The Karnataka authorities have explained the difference between cross charge and ISD mechanism vide Para 30 & 31 of the above referred to the decision in a detailed manner. The Maharashtra authorities have clarified the necessity of having ISD registration in place in order to be able to distribute the apportionable expenses. They made it abundantly clear that in the absence of an intention to apportion the expenses, the input credit will be denied in the hands of the head office as the expense incurred is not entirely to the benefit of such head office.
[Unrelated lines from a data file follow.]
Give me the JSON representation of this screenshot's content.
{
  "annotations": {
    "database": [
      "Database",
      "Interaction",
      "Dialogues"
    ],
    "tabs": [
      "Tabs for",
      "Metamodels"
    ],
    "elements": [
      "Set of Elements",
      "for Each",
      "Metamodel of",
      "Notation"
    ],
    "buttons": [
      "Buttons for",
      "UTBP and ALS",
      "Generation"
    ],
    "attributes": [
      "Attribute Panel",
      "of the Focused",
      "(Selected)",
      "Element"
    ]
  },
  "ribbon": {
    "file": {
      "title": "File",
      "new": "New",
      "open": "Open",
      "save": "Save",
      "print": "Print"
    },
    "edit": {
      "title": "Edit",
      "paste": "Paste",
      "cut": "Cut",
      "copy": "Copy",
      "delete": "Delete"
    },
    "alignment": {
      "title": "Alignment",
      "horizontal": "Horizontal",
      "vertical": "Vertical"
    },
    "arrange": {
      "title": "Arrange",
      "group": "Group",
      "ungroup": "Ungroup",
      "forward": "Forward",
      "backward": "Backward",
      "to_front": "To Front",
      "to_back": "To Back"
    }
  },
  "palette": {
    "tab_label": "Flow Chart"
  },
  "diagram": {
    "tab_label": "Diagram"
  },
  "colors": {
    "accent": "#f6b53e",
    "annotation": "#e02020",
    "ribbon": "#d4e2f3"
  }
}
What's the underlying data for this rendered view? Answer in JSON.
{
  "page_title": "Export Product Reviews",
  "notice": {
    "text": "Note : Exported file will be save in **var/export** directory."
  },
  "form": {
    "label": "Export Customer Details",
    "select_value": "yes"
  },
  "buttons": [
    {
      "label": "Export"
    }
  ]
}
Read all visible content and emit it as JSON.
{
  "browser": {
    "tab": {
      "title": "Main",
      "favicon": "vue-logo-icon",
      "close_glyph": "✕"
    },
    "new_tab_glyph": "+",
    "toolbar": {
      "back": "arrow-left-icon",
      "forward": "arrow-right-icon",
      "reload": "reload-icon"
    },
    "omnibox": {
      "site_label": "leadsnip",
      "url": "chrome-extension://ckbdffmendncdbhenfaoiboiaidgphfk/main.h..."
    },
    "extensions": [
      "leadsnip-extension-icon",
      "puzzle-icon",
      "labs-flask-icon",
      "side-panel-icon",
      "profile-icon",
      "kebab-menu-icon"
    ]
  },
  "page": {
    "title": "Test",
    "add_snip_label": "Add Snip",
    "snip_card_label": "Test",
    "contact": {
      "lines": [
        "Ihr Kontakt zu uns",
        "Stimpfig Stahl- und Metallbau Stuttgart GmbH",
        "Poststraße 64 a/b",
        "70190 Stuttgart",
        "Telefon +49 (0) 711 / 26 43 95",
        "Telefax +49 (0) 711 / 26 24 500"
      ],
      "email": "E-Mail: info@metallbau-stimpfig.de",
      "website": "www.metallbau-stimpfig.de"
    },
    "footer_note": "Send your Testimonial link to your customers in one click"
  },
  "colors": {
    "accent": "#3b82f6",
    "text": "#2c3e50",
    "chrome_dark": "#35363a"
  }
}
If it is the case that the head office has picked invoice only for the purpose of making a payment, the resort can be made under Pure agent as provided under Rule 33 of CGST Rules, 2017. However, if the expenses are towards the common benefit of the head office as well as a branch office, in all such cases resort has to be made to ISD registration as the PAN is the same and the allocation can be made accordingly.

The essence of these two AAARs from Karnataka and Maharashtra remains the same on several fronts and they complement each other to give ample clarity to the industry on the vexatious question of distribution of common expenses across registrations under the same PAN. The lessons to learn from these two decisions are summarized hereunder:

  1. When there are several registrations under the same PAN, one needs to have an ISD registration separately which facilitates the common services received to be apportioned across all registrations.
  2. It is important to have a separate registration at the head office in order to meet the reverse charge obligation, in case the head office is not into any taxable activity but receives services on which reverse charge is applicable or receives invoices in order to make payments in the capacity of Pure agent.
  3. Cross charge mechanism is an option to be used only when the head office is commonly incurring the expenses, the benefits of which are attributed to the branches viz., rental services of the head office, employee expenditure of the head office, statutory audit fee, etc
  4. Now for cross charging the other entities, the second proviso to clause (c) of Rule 28 of CGST Rules, 2017 can be resorted to as clarified vide Maharashtra AAAR ruling cited supra and a nominal value can be attributed to such services for the purposes of such cross charging.
  5. When under the same group, several companies with distinct PAN numbers exist, the option to be followed is the cross charge, as ISD is always to be under a single PAN and it cannot be between different PAN numbers.
  6. When there is no intention to apportion the expenses incurred on behalf of the branches by the head office, the head office is not entitled for such input credit as the expenses towards the branch are not in course of business for the head office.

There is an apprehension in the minds of industry that the advance ruling mechanism is not serving the intended purpose, but is leading to conflicts. But the point to be noted is to frame the question in the right manner in order to get the needed reply, which is an art which needs to be mastered in GST advance ruling regime.